O levantamento, feito pelo Instituto Datafolha, constatou que, para 79% dos brasileiros, as doações de empresas para campanhas políticas estimulam a corrupção.

quinta-feira, 9 de julho de 2015

Atualizado em 8 de julho de 2015 16:42

As severas críticas disparadas sem pudor por Eduardo Cunha, presidente da Câmara dos Deputados à Ordem dos Advogados do Brasil (OAB), nesta semana, revelam mais alguns traços da grave crise institucional empossada pelo Estado brasileiro. Elas também emolduram muito bem um retrato atualizado da principal entidade representativa dos advogados do País e sua relação com a evolução de nossa vida social.

Ostensivamente, o presidente da Casa da democracia brasileira tentou desqualificar pesquisa encomendada pela Ordem para avaliar a opinião da população sobre o financiamento empresarial de campanhas eleitorais. O levantamento, feito pelo Instituto Datafolha, constatou que, para 79% dos brasileiros, as doações de empresas para campanhas políticas estimulam a corrupção.

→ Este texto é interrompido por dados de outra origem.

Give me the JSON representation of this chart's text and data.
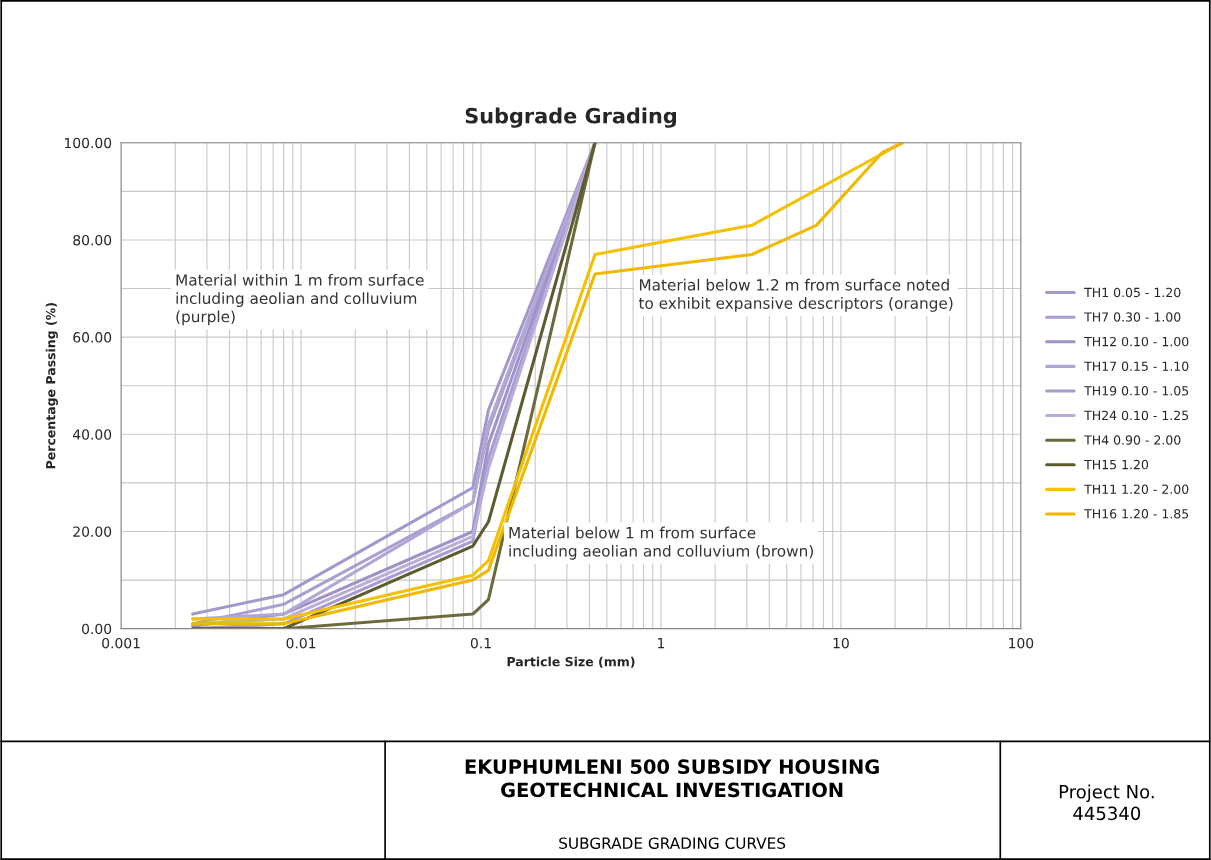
{
  "chart_data": {
    "type": "line",
    "title": "Subgrade Grading",
    "xlabel": "Particle Size (mm)",
    "ylabel": "Percentage Passing (%)",
    "log": "x",
    "xlim": [
      0.001,
      100
    ],
    "ylim": [
      0,
      100
    ],
    "xticks": [
      {
        "value": 0.001,
        "label": "0.001"
      },
      {
        "value": 0.01,
        "label": "0.01"
      },
      {
        "value": 0.1,
        "label": "0.1"
      },
      {
        "value": 1,
        "label": "1"
      },
      {
        "value": 10,
        "label": "10"
      },
      {
        "value": 100,
        "label": "100"
      }
    ],
    "yticks": [
      {
        "value": 0,
        "label": "0.00"
      },
      {
        "value": 10,
        "label": null
      },
      {
        "value": 20,
        "label": "20.00"
      },
      {
        "value": 30,
        "label": null
      },
      {
        "value": 40,
        "label": "40.00"
      },
      {
        "value": 50,
        "label": null
      },
      {
        "value": 60,
        "label": "60.00"
      },
      {
        "value": 70,
        "label": null
      },
      {
        "value": 80,
        "label": "80.00"
      },
      {
        "value": 90,
        "label": null
      },
      {
        "value": 100,
        "label": "100.00"
      }
    ],
    "grid": true,
    "legend": "right",
    "marker": "none",
    "line_style": "solid",
    "x": [
      0.0025,
      0.008,
      0.09,
      0.11,
      0.43
    ],
    "series": [
      {
        "name": "TH1 0.05 - 1.20",
        "color": "#a497cc",
        "values": [
          3,
          7,
          29,
          45,
          100
        ]
      },
      {
        "name": "TH7 0.30 - 1.00",
        "color": "#ab9fd2",
        "values": [
          1,
          5,
          26,
          41,
          100
        ]
      },
      {
        "name": "TH12 0.10 - 1.00",
        "color": "#9f92c8",
        "values": [
          0.5,
          3,
          20,
          38,
          100
        ]
      },
      {
        "name": "TH17 0.15 - 1.10",
        "color": "#b1a6d6",
        "values": [
          2,
          3,
          26,
          42,
          100
        ]
      },
      {
        "name": "TH19 0.10 - 1.05",
        "color": "#a89bd0",
        "values": [
          0,
          1,
          18,
          35,
          100
        ]
      },
      {
        "name": "TH24 0.10 - 1.25",
        "color": "#b8aedb",
        "values": [
          1,
          2,
          19,
          33,
          100
        ]
      },
      {
        "name": "TH4 0.90 - 2.00",
        "color": "#6b6a3c",
        "values": [
          0,
          0,
          3,
          6,
          100
        ]
      },
      {
        "name": "TH15 1.20",
        "color": "#5e5b2e",
        "values": [
          0,
          0,
          17,
          22,
          100
        ]
      },
      {
        "name": "TH11 1.20 - 2.00",
        "color": "#f5c000",
        "x": [
          0.0025,
          0.008,
          0.09,
          0.11,
          0.43,
          3.2,
          22
        ],
        "values": [
          2,
          2,
          11,
          14,
          77,
          83,
          100
        ]
      },
      {
        "name": "TH16 1.20 - 1.85",
        "color": "#f0b800",
        "x": [
          0.0025,
          0.008,
          0.09,
          0.11,
          0.43,
          3.2,
          7.3,
          17,
          22
        ],
        "values": [
          1,
          1,
          10,
          12,
          73,
          77,
          83,
          98,
          100
        ]
      }
    ],
    "annotations": [
      "Material within 1 m from surface\nincluding aeolian and colluvium\n(purple)",
      "Material below 1.2 m from surface noted\nto exhibit expansive descriptors (orange)",
      "Material below 1 m from surface\nincluding aeolian and colluvium (brown)",
      "EKUPHUMLENI 500 SUBSIDY HOUSING\nGEOTECHNICAL INVESTIGATION",
      "SUBGRADE GRADING CURVES",
      "Project No.\n445340"
    ]
  }
}
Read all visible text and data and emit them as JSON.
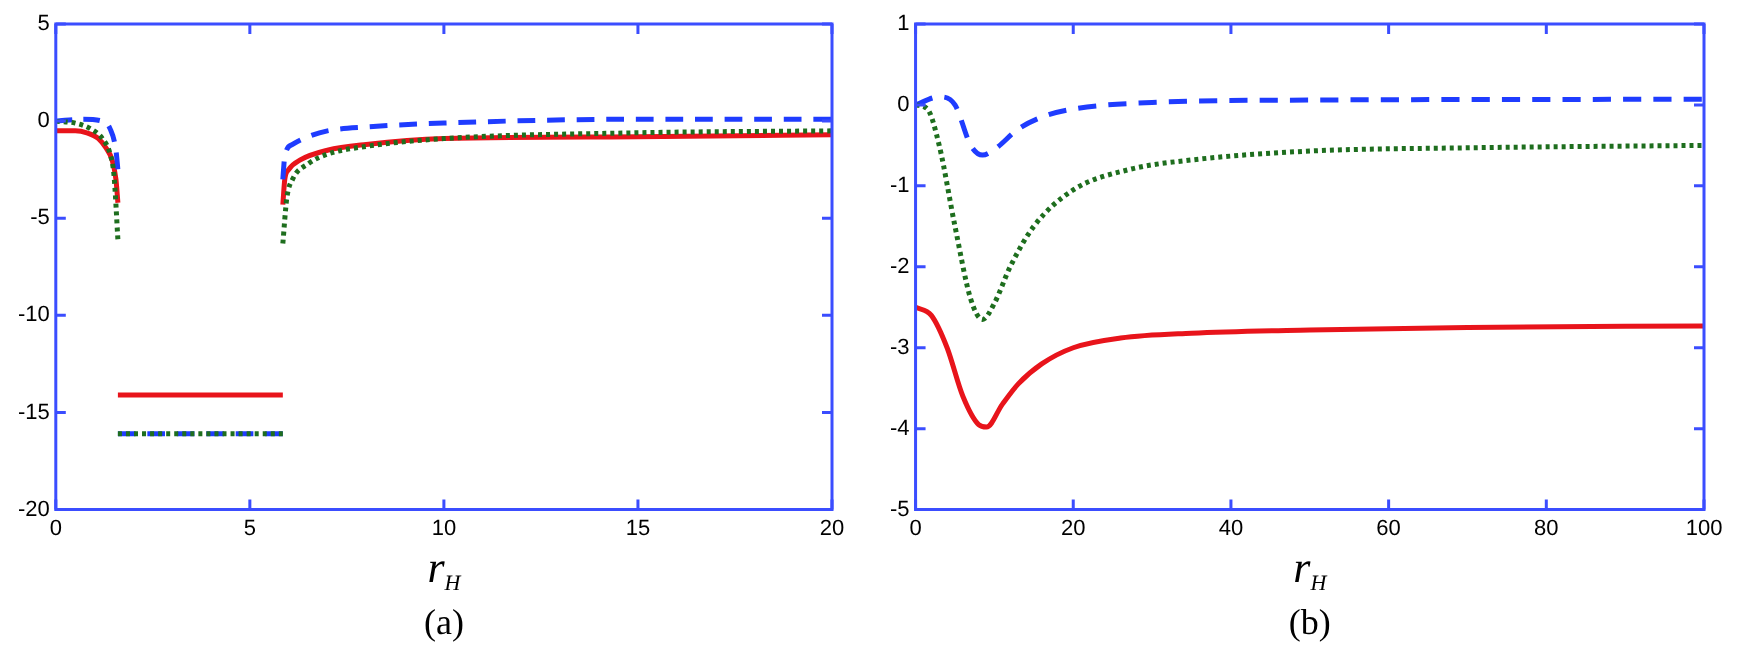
{
  "chart_data": [
    {
      "type": "line",
      "xlabel": "r$_{H}$",
      "annotations": [
        "(a)"
      ],
      "xlim": [
        0,
        20
      ],
      "ylim": [
        -20,
        5
      ],
      "xticks": [
        0,
        5,
        10,
        15,
        20
      ],
      "yticks": [
        -20,
        -15,
        -10,
        -5,
        0,
        5
      ],
      "grid": false,
      "legend": false,
      "series": [
        {
          "color": "#e8141b",
          "line_style": "solid",
          "x": [
            0,
            0.5,
            0.8,
            1.1,
            1.3,
            1.45,
            1.55,
            1.6
          ],
          "values": [
            -0.5,
            -0.5,
            -0.6,
            -0.9,
            -1.4,
            -2.0,
            -3.0,
            -4.2
          ]
        },
        {
          "color": "#e8141b",
          "line_style": "solid",
          "x": [
            1.6,
            5.85
          ],
          "values": [
            -14.1,
            -14.1
          ]
        },
        {
          "color": "#e8141b",
          "line_style": "solid",
          "x": [
            5.85,
            5.9,
            6.0,
            6.3,
            7,
            8,
            10,
            15,
            20
          ],
          "values": [
            -4.3,
            -3.0,
            -2.5,
            -2.0,
            -1.5,
            -1.2,
            -0.9,
            -0.8,
            -0.7
          ]
        },
        {
          "color": "#1f3cff",
          "line_style": "dashed",
          "x": [
            0,
            0.7,
            1.2,
            1.4,
            1.55,
            1.6
          ],
          "values": [
            0,
            0.1,
            0,
            -0.4,
            -1.5,
            -2.5
          ]
        },
        {
          "color": "#1f3cff",
          "line_style": "dashed",
          "x": [
            1.6,
            5.85
          ],
          "values": [
            -16.1,
            -16.1
          ]
        },
        {
          "color": "#1f3cff",
          "line_style": "dashed",
          "x": [
            5.85,
            5.9,
            6.1,
            6.5,
            7,
            8,
            10,
            15,
            20
          ],
          "values": [
            -3.0,
            -1.8,
            -1.2,
            -0.8,
            -0.5,
            -0.3,
            -0.1,
            0.1,
            0.1
          ]
        },
        {
          "color": "#1e6e1e",
          "line_style": "dotted",
          "x": [
            0,
            0.5,
            0.9,
            1.2,
            1.4,
            1.5,
            1.6
          ],
          "values": [
            0,
            -0.1,
            -0.4,
            -0.9,
            -1.7,
            -2.8,
            -6.1
          ]
        },
        {
          "color": "#1e6e1e",
          "line_style": "dotted",
          "x": [
            1.6,
            5.85
          ],
          "values": [
            -16.1,
            -16.1
          ]
        },
        {
          "color": "#1e6e1e",
          "line_style": "dotted",
          "x": [
            5.85,
            5.95,
            6.1,
            6.5,
            7,
            8,
            10,
            15,
            20
          ],
          "values": [
            -6.3,
            -4,
            -3,
            -2.2,
            -1.7,
            -1.3,
            -0.9,
            -0.6,
            -0.5
          ]
        }
      ]
    },
    {
      "type": "line",
      "xlabel": "r$_{H}$",
      "annotations": [
        "(b)"
      ],
      "xlim": [
        0,
        100
      ],
      "ylim": [
        -5,
        1
      ],
      "xticks": [
        0,
        20,
        40,
        60,
        80,
        100
      ],
      "yticks": [
        -5,
        -4,
        -3,
        -2,
        -1,
        0,
        1
      ],
      "grid": false,
      "legend": false,
      "series": [
        {
          "color": "#e8141b",
          "line_style": "solid",
          "x": [
            0,
            2,
            4,
            6,
            8,
            9,
            11,
            13,
            16,
            20,
            26,
            35,
            50,
            70,
            100
          ],
          "values": [
            -2.5,
            -2.6,
            -3.0,
            -3.6,
            -3.95,
            -3.98,
            -3.7,
            -3.45,
            -3.2,
            -3.0,
            -2.88,
            -2.82,
            -2.78,
            -2.75,
            -2.73
          ]
        },
        {
          "color": "#1f3cff",
          "line_style": "dashed",
          "x": [
            0,
            3,
            5,
            7,
            8.5,
            10,
            13,
            16,
            20,
            30,
            50,
            100
          ],
          "values": [
            0,
            0.1,
            0,
            -0.5,
            -0.62,
            -0.55,
            -0.3,
            -0.15,
            -0.05,
            0.03,
            0.06,
            0.07
          ]
        },
        {
          "color": "#1e6e1e",
          "line_style": "dotted",
          "x": [
            0,
            1.5,
            3,
            5,
            7,
            8.5,
            10,
            12,
            15,
            20,
            27,
            35,
            50,
            70,
            100
          ],
          "values": [
            0,
            -0.05,
            -0.5,
            -1.5,
            -2.4,
            -2.65,
            -2.45,
            -2.0,
            -1.5,
            -1.05,
            -0.8,
            -0.68,
            -0.57,
            -0.53,
            -0.5
          ]
        }
      ]
    }
  ]
}
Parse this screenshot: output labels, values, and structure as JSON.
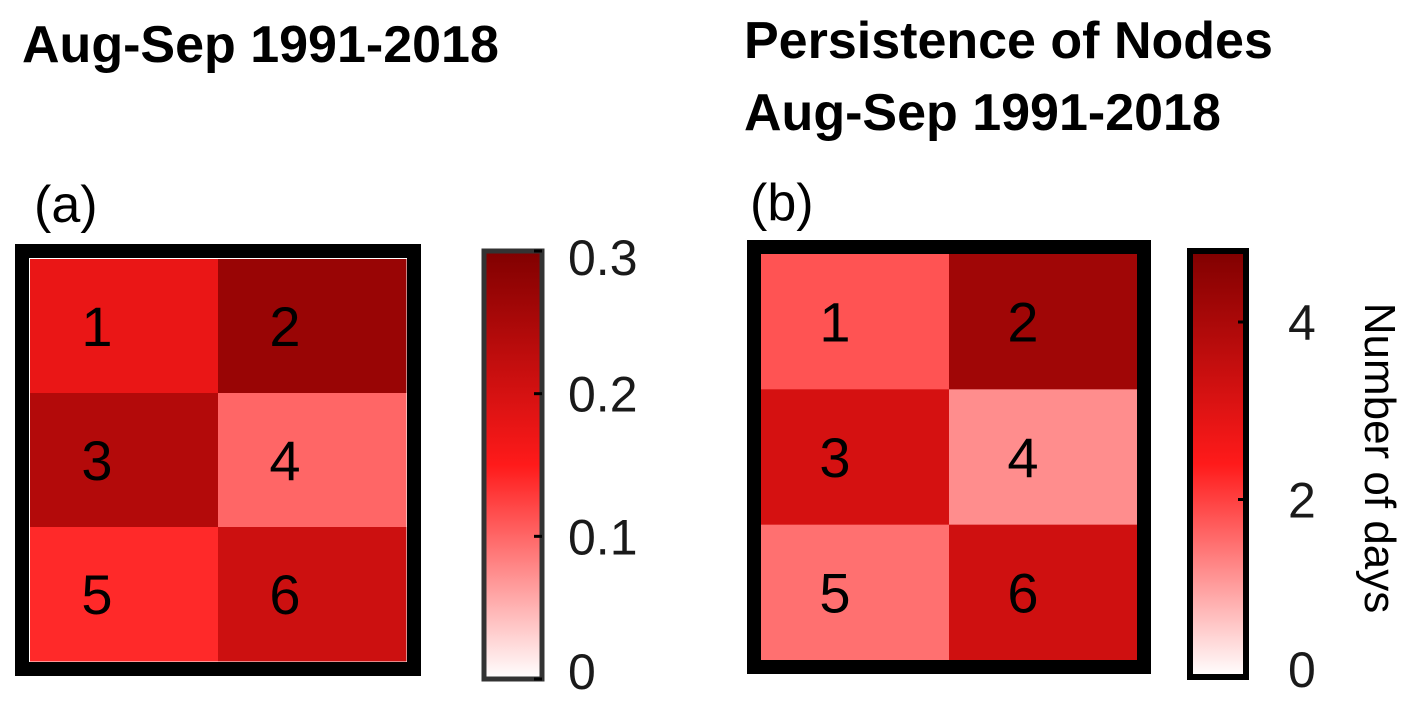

Cunha, entretanto, se nega a aceitar a vontade da maioria. Faz isso atacando uma instituição com 85 anos de atuação em defesa do aprimoramento do sistema jurídico e das liberdades civis dos brasileiros. Ao mesmo tempo, desrespeita milhões de advogados que fizeram ou fazem parte dessa história.

Eduardo Cunha expôs nesse episódio um mapa de suas veias autoritárias. Revelou à nação brasileira os fundamentos dos valores morais que constroem o pensamento de uma das principais autoridades políticas do País. Mostrou toda a sua intransigência ao contraditório.

Também é lamentável que a própria OAB tenha permitido e colaborado com essa infeliz manifestação do parlamentar que trabalha pelo fim do Exame da Ordem. Nas últimas gestões, a entidade acumulou queda inigualável em seu prestígio institucional. Distante da base, pouco transparente, desatenta em relação às necessidades profissionais dos advogados e ausente dos principais debates da sociedade, ela é hoje apenas uma caricatura do que foi no passado.

O peso da inaptidão administrativa aparece até mesmo em momentos em que a Ordem efetivamente tomou iniciativas, como na questão da maioridade penal e na do financiamento de campanhas políticas. Agiu, porém, sem consultar os advogados, ou seja, a opinião assumida pela Ordem representa apenas o gabinete do poder, não a classe advocatícia.

Ao mesmo tempo, é omissa em temas nacionais como reforma política, previdência e modernização dos instrumentos de gestão pública. Descumpre, assim, seu papel social e abandona os cidadãos brasileiros. Em outras palavras, a instituição colidiu com sua própria história.

O profundo envolvimento das últimas direções da OAB com partidos políticos contribuiu para ocasionar esse desvio na rota. Projetos pessoais de dirigentes foram sobrepostos à lista de prioridades da entidade, e o exercício da profissão ficou em segundo plano. O resultado desse roteiro é o enfraquecimento do advogado como indivíduo e como figura central para o funcionamento e desenvolvimento da sociedade. Enfim, todos perdem: os advogados e a nação.

Essa trajetória decadente precisa ser interrompida. É vital que a Ordem altere seu rumo e reencontre suas raízes - e o único caminho é voltar o foco de sua atuação para os advogados. O fortalecimento do profissional é imperativo para que a OAB resgate seu patrimônio moral e recupere seu protagonismo no cenário nacional. Sem advogado, não existe justiça, não existe Estado de direito, não existe democracia.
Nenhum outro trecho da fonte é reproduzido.